L’invalidation génique de Bcl2 ne provoque pas de phénotype
sénescent. Cependant, il existe des corrélations montrant
que la mort des cellules est importante dans certains aspects du vieillissement.
Des travaux ont montré récemment qu'un tiers des myocytes
cardiaques ventriculaires est perdu pendant le vieillissement humain.
Des maladies neuro-dégénératives comme la maladie
d’Alzheimer s’accompagnent par une perte intensive de neurones.
Par ailleurs, la perte des neurones avec le vieillissement normal n’est
peut-être pas aussi intense qu’on le pensait. Il reste à
démontrer si des interventions géniques ou pharmacologiques
peuvent inhiber la mort cellulaire, ralentissent la perte des myocytes
cardiaques ou neuronaux et pourraient avoir un effet bénéfique
sur la fonction de ces organes. Un autre aspect de la mort cellulaire
a été de considérer que l’inaptitude à
entrer en apoptose peut contribuer au vieillissement et aux maladies du
vieillissement. Les fibroblastes sénescents sont résistants
à l’apoptose, en particulier par leur incapacité à
diminuer bcl2 et ceci pourrait permettre d’accumuler les cellules
sénescentes in vivo avec des conséquences délétères
(cellules précancéreuses). Des études préliminaires
doivent être envisagées avant que la contribution de la mort
cellulaire puisse être correctement évoquée.
12) Contrôle
systémique du vieillissement
Nous avons pu constater
ci-dessus que des mécanismes au niveau cellulaire, il est suggéré
que des
contrôles systémiques du vieillissement puissent agir. Sous
cet aspect, les facteurs humoraux pourraient
coordonner le rythme du vieillissement dans beaucoup de tissus et d’organes.

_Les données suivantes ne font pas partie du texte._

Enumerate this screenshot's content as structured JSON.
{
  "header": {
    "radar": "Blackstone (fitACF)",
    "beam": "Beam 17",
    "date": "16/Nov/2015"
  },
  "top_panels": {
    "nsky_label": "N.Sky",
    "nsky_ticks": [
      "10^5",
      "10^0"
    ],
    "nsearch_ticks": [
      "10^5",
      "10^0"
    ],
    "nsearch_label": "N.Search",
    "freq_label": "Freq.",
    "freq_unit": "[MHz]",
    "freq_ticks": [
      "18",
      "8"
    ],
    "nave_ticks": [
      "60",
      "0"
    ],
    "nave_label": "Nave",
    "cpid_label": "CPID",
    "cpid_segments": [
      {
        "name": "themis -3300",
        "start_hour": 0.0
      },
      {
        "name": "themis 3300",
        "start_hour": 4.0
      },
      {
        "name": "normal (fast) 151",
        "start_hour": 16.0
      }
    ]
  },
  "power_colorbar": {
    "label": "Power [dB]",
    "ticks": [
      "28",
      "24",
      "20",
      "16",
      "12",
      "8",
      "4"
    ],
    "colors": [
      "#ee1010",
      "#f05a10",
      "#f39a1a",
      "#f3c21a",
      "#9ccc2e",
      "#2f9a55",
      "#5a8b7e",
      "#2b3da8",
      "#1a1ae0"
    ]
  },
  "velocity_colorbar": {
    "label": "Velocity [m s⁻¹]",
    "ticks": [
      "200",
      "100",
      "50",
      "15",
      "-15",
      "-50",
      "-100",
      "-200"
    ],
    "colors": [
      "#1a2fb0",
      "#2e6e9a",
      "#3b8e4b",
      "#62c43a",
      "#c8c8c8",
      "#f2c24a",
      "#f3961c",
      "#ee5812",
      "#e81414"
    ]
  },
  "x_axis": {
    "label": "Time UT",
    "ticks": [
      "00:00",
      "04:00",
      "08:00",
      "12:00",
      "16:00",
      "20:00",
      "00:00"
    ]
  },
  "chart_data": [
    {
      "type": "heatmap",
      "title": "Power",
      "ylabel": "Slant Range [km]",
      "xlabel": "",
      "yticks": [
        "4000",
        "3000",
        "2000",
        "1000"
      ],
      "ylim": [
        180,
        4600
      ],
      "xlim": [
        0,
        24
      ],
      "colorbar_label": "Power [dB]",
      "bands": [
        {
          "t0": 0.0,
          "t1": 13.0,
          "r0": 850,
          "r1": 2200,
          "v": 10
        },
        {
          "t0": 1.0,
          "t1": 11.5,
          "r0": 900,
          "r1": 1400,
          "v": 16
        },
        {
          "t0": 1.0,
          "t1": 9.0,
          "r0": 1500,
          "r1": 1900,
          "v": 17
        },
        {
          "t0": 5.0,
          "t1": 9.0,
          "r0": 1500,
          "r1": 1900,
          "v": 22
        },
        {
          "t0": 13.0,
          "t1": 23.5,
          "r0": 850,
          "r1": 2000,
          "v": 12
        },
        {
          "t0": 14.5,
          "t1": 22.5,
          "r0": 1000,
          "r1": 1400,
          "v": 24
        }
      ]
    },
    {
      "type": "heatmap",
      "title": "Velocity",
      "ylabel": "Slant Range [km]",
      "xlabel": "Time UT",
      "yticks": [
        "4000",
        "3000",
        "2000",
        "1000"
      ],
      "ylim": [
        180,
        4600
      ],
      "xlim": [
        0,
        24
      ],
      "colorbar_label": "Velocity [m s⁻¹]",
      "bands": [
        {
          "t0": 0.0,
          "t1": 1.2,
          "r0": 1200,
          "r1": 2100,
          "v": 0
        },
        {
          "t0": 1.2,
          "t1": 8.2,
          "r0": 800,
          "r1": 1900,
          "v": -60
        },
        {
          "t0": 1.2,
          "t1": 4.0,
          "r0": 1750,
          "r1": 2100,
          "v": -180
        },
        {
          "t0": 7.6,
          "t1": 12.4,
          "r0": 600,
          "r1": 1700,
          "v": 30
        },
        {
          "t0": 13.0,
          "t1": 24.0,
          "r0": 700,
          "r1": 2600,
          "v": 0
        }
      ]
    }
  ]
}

Le ver nématode montre avec sa mutation avec daf-2 que cette régulation
n’est pas limitée au niveau cellulaire. Chez la mouche, il
a été montré que methuselah est homologue aux gènes
codant pour des récepteurs trans-membranaires liés aux protéines
G. Ceci soulève la possibilité qu’ils puissent jouer
un rôle dans la transduction des signaux de vieillissement systémique
(53). Existe-t-il des facteurs systémique chez les mammifères
? Un argument génétique d’un tel rôle a été
proposé par le gène Klotho de souris. Qui code pour un facteur
humoral. Les mutants klotho ont une vie raccourcie et développent
plusieurs pathologies qui doivent avoir quelques relations avec le vieillissement.

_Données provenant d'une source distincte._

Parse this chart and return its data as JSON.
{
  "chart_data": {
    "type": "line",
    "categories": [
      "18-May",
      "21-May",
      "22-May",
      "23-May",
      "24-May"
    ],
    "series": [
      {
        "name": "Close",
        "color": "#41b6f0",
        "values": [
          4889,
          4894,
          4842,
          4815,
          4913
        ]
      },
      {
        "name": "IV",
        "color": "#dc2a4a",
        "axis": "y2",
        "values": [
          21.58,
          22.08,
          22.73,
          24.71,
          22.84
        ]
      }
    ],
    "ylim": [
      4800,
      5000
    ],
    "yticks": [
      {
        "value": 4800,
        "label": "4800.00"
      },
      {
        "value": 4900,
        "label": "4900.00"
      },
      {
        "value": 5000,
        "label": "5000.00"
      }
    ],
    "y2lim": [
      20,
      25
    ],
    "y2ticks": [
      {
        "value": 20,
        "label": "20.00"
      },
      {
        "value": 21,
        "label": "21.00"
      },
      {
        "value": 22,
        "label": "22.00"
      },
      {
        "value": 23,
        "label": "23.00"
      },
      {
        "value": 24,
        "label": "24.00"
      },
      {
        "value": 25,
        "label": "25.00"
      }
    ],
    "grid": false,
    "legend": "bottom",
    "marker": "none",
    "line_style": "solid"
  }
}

Chez l’homme, les œstrogènes diminuent rapidement à
la ménopause et l’apport en estrogènes a montré
qu’ils pouvaient ralentir des processus dégénératifs,
incluant atrophie dermique, ostéoporose, artériosclérose
déclin cognitif. Par ailleurs des études récentes
suggèrent que le taux de mortalité diminue chez les femmes
postménopausées recevant un supplément hormonal.

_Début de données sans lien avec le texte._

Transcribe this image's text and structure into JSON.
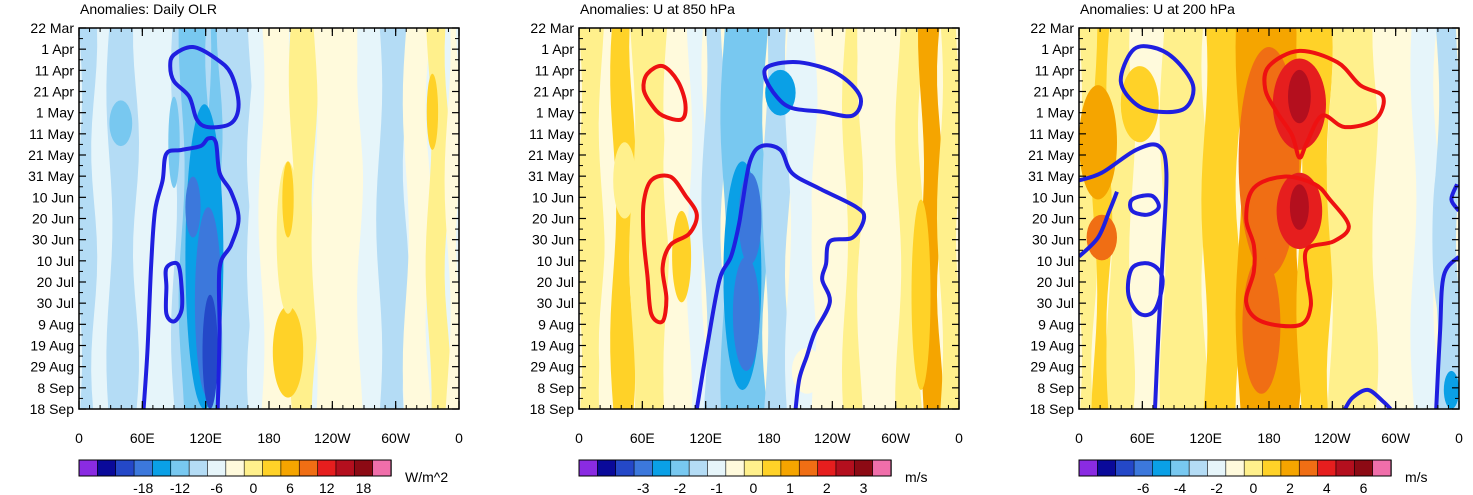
{
  "chart_data": [
    {
      "type": "heatmap",
      "title": "Anomalies: Daily OLR",
      "ylabels": [
        "22 Mar",
        "1 Apr",
        "11 Apr",
        "21 Apr",
        "1 May",
        "11 May",
        "21 May",
        "31 May",
        "10 Jun",
        "20 Jun",
        "30 Jun",
        "10 Jul",
        "20 Jul",
        "30 Jul",
        "9 Aug",
        "19 Aug",
        "29 Aug",
        "8 Sep",
        "18 Sep"
      ],
      "xlabels": [
        "0",
        "60E",
        "120E",
        "180",
        "120W",
        "60W",
        "0"
      ],
      "xlim": [
        0,
        360
      ],
      "colorbar_labels": [
        "-18",
        "-12",
        "-6",
        "0",
        "6",
        "12",
        "18"
      ],
      "units": "W/m^2",
      "contour_color": "#1f1fe0"
    },
    {
      "type": "heatmap",
      "title": "Anomalies: U at 850 hPa",
      "ylabels": [
        "22 Mar",
        "1 Apr",
        "11 Apr",
        "21 Apr",
        "1 May",
        "11 May",
        "21 May",
        "31 May",
        "10 Jun",
        "20 Jun",
        "30 Jun",
        "10 Jul",
        "20 Jul",
        "30 Jul",
        "9 Aug",
        "19 Aug",
        "29 Aug",
        "8 Sep",
        "18 Sep"
      ],
      "xlabels": [
        "0",
        "60E",
        "120E",
        "180",
        "120W",
        "60W",
        "0"
      ],
      "xlim": [
        0,
        360
      ],
      "colorbar_labels": [
        "-3",
        "-2",
        "-1",
        "0",
        "1",
        "2",
        "3"
      ],
      "units": "m/s",
      "contour_colors": [
        "#1f1fe0",
        "#ee1111"
      ]
    },
    {
      "type": "heatmap",
      "title": "Anomalies: U at 200 hPa",
      "ylabels": [
        "22 Mar",
        "1 Apr",
        "11 Apr",
        "21 Apr",
        "1 May",
        "11 May",
        "21 May",
        "31 May",
        "10 Jun",
        "20 Jun",
        "30 Jun",
        "10 Jul",
        "20 Jul",
        "30 Jul",
        "9 Aug",
        "19 Aug",
        "29 Aug",
        "8 Sep",
        "18 Sep"
      ],
      "xlabels": [
        "0",
        "60E",
        "120E",
        "180",
        "120W",
        "60W",
        "0"
      ],
      "xlim": [
        0,
        360
      ],
      "colorbar_labels": [
        "-6",
        "-4",
        "-2",
        "0",
        "2",
        "4",
        "6"
      ],
      "units": "m/s",
      "contour_colors": [
        "#1f1fe0",
        "#ee1111"
      ]
    }
  ],
  "colors": {
    "palette": [
      "#8a2be2",
      "#0a0a9a",
      "#2448c8",
      "#3c78dc",
      "#0aa0e6",
      "#78c8f0",
      "#b4dcf5",
      "#e6f5fa",
      "#fffadc",
      "#fff08c",
      "#ffd228",
      "#f5a500",
      "#f06e14",
      "#e61e1e",
      "#b40f1e",
      "#8c0a14",
      "#f06eaa"
    ]
  }
}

D’autres facteurs endocriniens, incluant l’hormone de croissance
(HC), la testostérone, le DHEA-S déclinent graduellement
avec l’âge. Des supplémentations, à court terme,
avec l’HC ont permis d’augmenter la masse musculaire, l’épaisseur
de la peau et la densité osseuse.
Conclusion
Ces nouvelles approches
théoriques liées à l’hypothèse Evolutionniste
ont permis d’orienter la
recherche des mécanismes de la sénescence sur des bases
plus solides. La découverte des mutants de longévité
a’apporté un nouveau regard sur les mécanismes et
gènes du vieillissement. Elle permet une approche sur des bases
biologiques beaucoup plus universelles. Une nouvelle ère, plus
fructueuse, commence pour la connaissance de la Biologie du Vieillissement.